Best Practices for Application Development

LinkedIn members are more comfortable trusting your application when you are transparent about how you will use their data. We recommend following these best practices to help your application deliver the most value.

Authentication

  • Whenever possible, remind the member that they are logged in to your application by displaying their name, portrait, and/or account settings somewhere on the page.
  • Avoid having to log in multiple times. When a member is integrated for multiple permissions, combine the permissions into a single request rather than asking the member to reauthenticate and grant consent each time.
  • Avoid generating an access token for each API call.Cache the member's access token after they grant your application access, and do not re-authenticate the member unless they log out or the access token expires.
  • Make sure you allow the member to log out, and when they do log out, ensure you destroy their access token and refresh token, as applicable.
  • Validate the member access token using Token Introspection or by calling any API before making the access token call.
  • Whenever the access token gets expired, make use of the refresh token, if applicable, to exchange for a new access token, unless the refresh token has also expired or been revoked.
  • Reintroduce the member into the authentication flow only when both the access token and the refresh token have expired or been revoked.
  • If you authorize the member through the JS SDK, do not send the member through the REST authorization flow. If you do, users will have to re-authorize your application. You can exchange the JS SDK token for an OAuth 2.0 REST access token if you want to make REST calls. Otherwise, use the JS SDK token to make calls with the JS SDK.

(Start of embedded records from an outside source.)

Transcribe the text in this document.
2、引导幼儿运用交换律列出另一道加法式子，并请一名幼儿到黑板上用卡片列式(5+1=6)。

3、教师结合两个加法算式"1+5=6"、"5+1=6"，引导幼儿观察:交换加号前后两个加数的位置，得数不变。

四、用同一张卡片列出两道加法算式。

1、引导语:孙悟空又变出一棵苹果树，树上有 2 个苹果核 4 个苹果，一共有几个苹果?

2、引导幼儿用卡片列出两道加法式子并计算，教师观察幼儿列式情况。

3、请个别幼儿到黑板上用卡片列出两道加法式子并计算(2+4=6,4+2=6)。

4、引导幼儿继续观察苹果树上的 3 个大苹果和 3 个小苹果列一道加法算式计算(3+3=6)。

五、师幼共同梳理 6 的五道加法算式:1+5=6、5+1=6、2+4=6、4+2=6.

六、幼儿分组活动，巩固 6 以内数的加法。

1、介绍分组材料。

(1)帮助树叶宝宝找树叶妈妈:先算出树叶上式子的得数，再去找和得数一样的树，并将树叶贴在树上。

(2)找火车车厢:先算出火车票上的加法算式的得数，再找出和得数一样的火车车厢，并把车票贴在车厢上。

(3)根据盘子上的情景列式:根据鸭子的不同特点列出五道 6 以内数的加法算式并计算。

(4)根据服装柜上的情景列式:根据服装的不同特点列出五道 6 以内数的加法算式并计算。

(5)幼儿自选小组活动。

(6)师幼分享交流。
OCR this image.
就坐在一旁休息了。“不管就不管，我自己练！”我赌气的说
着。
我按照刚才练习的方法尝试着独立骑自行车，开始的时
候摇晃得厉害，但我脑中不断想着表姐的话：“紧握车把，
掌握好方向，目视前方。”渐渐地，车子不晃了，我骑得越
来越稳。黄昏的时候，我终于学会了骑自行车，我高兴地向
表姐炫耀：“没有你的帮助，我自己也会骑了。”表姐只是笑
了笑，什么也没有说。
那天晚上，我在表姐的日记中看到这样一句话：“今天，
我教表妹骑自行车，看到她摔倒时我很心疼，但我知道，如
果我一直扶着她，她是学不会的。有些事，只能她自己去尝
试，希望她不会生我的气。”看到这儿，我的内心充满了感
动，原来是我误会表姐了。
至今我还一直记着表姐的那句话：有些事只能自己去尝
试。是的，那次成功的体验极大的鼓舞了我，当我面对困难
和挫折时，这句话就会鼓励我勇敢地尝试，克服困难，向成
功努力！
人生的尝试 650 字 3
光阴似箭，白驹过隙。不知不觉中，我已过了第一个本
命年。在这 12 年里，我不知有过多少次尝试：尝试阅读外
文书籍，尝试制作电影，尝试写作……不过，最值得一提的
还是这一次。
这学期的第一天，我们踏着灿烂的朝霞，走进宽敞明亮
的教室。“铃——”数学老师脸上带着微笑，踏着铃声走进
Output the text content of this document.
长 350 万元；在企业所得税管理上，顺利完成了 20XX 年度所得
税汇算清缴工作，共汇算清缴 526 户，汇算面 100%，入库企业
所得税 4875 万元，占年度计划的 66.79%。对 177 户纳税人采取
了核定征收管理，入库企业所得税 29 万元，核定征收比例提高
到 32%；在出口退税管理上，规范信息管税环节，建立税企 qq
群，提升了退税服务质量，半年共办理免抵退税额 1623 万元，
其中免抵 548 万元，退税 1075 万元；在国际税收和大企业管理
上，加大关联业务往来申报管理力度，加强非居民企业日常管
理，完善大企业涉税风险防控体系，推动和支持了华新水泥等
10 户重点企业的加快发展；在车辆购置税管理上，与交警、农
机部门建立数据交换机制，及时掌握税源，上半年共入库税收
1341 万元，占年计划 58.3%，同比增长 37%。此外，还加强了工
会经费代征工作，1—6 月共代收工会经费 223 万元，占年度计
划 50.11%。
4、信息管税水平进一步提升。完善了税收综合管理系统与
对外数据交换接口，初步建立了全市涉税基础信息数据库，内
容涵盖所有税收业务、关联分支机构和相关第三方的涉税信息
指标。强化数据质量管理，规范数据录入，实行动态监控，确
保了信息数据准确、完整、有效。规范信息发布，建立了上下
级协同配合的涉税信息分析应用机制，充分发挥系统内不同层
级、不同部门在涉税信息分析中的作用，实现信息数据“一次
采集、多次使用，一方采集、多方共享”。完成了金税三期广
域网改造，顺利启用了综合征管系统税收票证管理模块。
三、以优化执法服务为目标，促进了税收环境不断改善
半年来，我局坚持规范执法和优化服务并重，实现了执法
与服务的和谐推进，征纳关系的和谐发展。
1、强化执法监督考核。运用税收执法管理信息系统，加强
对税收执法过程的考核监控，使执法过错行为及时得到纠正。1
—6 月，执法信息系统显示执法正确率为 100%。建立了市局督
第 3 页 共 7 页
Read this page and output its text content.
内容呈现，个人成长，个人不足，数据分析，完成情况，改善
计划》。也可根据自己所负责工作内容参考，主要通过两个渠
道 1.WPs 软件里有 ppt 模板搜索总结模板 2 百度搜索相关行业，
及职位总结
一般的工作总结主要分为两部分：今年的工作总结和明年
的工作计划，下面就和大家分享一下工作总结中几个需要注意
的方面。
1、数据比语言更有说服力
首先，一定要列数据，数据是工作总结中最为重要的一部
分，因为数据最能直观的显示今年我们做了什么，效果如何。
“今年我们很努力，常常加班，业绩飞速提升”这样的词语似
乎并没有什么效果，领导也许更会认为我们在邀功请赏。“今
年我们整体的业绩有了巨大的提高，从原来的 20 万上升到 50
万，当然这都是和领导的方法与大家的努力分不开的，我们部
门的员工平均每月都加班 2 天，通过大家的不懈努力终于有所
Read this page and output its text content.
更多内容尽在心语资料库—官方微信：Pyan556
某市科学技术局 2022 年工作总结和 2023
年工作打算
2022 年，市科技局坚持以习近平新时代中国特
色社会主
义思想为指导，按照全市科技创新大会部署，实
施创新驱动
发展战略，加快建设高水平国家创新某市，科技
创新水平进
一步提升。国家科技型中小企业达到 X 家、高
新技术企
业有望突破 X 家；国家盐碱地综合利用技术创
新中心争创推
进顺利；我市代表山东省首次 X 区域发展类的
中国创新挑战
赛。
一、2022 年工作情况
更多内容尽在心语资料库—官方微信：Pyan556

If a member authorizes your application through the REST workflow, it does not mean they are automatically logged in to the linkedin.com website. You should not assume that the member has access to resources that are on the LinkedIn website while using your application.

Error Handling and Logging

System Outages

Due to the nature of cloud APIs, LinkedIn's services are occasionally interrupted or temporarily unavailable for reasons outside of LinkedIn's control. Assume that any API call you make to LinkedIn or any third party could potentially fail. Always include error-handling logic in your requests. See the Errors page for API error codes and messages.

Errors

A 500 Internal Server Error indicates that LinkedIn is experiencing an internal error. If you continue to receive server errors, record the following details:

  • Request: url, method, header, e.g., access_token, body
  • Response: header, e.g., x-li-uuid, x-li-fabric, x-li-request-id, body
  • Your application configuration, e.g., client_id

If you continue to receive errors, reach out to your partner technical support channel, or view our Developer Support Knowledge.